Déserts Médicaux et Liberté d’installation des Médecins

Interview dans Ligne Droite sur Radio Courtoisie de Line CABOT, Secrétaire Générale du Syndicat Liberté Santé (SLS)

Déserts Médicaux et Liberté d’installation des Médecins

Interview de Line CABOT dans Ligne Droite sur Radio Courtoisie

Line CABOT, médecin généraliste et Secrétaire Générale du Syndicat Liberté Santé (SLS), était l’invitée de Liselotte Dutreuil ce mercredi 7 mai 2025 dans la matinale de Ligne Droite, diffusée sur Radio Courtoisie.

🎙️ Au programme :

➤ La situation critique des déserts médicaux en France,
➤ Les menaces sur la liberté d’installation des médecins,
➤ Les mesures coercitives du gouvernement (Proposition de loi visant à lutter contre les déserts médicaux, régulation de l’installation, loi Valletoux, obligations de garde …),
➤ La vision du Syndicat SLS pour une médecine libérale respectée, libre d’exercer et de son installation, et réellement au service des patients pour un soin à visage humain.

Line CABOT alerte sur les risques d’une régulation autoritaire de l’installation des médecins et défend une approche centrée sur la revalorisation des conditions d’exercice, le respect du consentement éclairé et de la liberté professionnelle pour garantir un accès aux soins digne de ce nom pour les citoyens.

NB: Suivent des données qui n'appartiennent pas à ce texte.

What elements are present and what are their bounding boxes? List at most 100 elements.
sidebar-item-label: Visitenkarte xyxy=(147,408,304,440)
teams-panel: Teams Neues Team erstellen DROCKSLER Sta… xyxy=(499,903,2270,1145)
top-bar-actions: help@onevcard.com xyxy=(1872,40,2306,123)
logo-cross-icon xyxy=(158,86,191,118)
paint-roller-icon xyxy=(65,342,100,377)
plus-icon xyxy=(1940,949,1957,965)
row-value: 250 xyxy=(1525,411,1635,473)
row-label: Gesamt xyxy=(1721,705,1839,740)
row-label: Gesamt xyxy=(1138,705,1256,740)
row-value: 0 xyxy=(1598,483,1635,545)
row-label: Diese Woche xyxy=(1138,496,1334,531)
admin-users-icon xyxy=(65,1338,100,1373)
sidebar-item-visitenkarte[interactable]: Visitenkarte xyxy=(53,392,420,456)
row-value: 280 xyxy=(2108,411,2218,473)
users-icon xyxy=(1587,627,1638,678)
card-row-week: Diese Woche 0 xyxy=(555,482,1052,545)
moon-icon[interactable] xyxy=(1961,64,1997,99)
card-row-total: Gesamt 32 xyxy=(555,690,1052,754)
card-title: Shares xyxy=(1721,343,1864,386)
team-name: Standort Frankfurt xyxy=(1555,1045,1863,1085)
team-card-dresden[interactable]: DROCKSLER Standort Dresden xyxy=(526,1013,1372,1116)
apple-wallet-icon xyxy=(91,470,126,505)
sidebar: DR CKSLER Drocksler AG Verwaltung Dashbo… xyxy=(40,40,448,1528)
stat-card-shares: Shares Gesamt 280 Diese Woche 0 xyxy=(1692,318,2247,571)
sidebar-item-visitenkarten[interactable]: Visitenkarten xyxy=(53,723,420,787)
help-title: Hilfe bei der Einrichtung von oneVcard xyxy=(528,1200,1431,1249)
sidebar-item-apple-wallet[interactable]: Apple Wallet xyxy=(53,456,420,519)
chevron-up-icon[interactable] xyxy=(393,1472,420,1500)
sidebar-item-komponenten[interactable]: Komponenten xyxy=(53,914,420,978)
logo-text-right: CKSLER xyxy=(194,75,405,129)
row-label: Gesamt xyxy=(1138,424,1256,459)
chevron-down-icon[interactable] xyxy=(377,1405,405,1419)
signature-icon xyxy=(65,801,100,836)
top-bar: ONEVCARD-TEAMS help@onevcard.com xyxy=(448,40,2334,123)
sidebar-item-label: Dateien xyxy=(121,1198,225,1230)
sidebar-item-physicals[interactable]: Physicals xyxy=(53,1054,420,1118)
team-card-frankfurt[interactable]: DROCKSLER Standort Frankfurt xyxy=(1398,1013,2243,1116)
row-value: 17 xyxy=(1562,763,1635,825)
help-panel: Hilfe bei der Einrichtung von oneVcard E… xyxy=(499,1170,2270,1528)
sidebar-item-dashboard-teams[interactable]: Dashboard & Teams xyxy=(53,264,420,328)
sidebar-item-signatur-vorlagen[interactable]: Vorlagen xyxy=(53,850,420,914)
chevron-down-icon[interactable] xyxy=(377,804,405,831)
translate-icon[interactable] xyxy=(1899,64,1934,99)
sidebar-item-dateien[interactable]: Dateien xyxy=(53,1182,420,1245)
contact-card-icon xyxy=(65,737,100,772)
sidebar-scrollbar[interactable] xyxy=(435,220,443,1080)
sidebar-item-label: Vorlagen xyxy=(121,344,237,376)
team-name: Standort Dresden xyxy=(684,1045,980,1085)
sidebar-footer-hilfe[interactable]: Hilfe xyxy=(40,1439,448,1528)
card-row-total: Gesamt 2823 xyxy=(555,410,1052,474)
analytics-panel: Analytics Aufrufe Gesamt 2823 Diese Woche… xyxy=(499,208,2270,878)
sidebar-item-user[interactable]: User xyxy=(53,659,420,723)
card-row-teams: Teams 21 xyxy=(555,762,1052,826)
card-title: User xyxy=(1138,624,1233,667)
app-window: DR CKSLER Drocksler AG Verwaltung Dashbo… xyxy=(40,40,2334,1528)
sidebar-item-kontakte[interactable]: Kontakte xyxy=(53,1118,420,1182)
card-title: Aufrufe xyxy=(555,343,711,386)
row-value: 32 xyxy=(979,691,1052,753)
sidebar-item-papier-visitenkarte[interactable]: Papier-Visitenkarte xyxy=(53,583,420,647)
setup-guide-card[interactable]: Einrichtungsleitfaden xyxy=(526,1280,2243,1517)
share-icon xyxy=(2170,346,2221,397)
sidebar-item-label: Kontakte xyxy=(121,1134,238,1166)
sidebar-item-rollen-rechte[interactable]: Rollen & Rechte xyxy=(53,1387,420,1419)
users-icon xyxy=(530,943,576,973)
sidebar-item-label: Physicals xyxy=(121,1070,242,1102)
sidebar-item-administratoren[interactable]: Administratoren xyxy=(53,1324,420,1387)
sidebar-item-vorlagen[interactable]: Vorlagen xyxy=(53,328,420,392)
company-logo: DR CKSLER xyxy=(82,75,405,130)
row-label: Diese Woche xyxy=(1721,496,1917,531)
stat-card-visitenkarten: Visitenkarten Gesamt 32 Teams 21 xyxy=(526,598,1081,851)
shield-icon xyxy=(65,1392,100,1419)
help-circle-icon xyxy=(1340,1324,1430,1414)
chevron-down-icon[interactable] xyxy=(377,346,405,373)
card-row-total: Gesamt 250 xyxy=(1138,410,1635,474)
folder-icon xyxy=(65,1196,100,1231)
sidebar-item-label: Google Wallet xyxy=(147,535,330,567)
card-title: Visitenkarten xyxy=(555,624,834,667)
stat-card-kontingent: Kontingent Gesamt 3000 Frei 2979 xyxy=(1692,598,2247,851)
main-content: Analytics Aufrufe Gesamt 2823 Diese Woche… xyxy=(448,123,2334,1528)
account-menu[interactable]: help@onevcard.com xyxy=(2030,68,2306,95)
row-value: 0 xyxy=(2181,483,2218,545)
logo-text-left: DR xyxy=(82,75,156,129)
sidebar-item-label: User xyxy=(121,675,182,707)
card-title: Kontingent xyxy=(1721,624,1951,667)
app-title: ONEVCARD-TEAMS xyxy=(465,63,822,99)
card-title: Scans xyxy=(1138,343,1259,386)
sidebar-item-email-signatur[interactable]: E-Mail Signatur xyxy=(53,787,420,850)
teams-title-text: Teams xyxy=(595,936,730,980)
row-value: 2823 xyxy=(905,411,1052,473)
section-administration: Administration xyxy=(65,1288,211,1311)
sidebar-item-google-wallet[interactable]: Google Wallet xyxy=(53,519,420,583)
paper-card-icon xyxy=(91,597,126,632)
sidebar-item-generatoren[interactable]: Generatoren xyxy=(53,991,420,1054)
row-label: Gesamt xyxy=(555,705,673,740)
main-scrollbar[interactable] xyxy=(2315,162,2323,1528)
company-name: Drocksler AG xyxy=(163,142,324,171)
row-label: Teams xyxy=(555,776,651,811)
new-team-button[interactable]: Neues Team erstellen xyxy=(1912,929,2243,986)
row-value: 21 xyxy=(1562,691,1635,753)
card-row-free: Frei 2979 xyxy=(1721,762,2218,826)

Transcription de l’interview sur les déserts médicaux

Liselotte Dutreuil (Journaliste, Ligne Droite) : Et pour ce grand réveil chers auditeurs, nous allons parler des déserts médicaux. Faut-il contraindre les médecins ? Pour répondre à cette question, nous retrouvons Line Cabot qui est médecin généraliste et par ailleurs secrétaire général du Syndicat Liberté Santé. Bonjour Line Cabot, merci d’être avec nous ce matin.

[Problème technique]

Liselotte Dutreuil : En attendant que le problème technique se résolve, parlons des déserts médicaux en France qu’on connaît bien. Ici à Paris, bien sûr, c’est un peu préservé, mais qui vient de province comme on dit – et moi-même de la même façon – je pense qu’on peut le dire, c’est un vrai sujet. Qui n’a jamais tenté de réserver un rendez-vous chez son médecin généraliste ? Ne parlons même pas des spécialistes, parce qu’alors là, pour un dermatologue par exemple, c’est parfois un an d’attente.

Liselotte Dutreuil : Dans mon village, il y a deux médecins qui se battent en duel et quand ils ne sont pas en vacances ou ailleurs, c’est très compliqué pour prendre des rendez-vous et pour avoir des places. Il y a des énormes délais d’attente. Donc un vrai problème pour les Français, et heureusement François Bayrou a décidé de s’en saisir, pour le bonheur ou le malheur des médecins. C’est ce qu’on va essayer d’éclaircir. Line Cabot, je crois que le problème technique est résolu. Est-ce que vous nous entendez ?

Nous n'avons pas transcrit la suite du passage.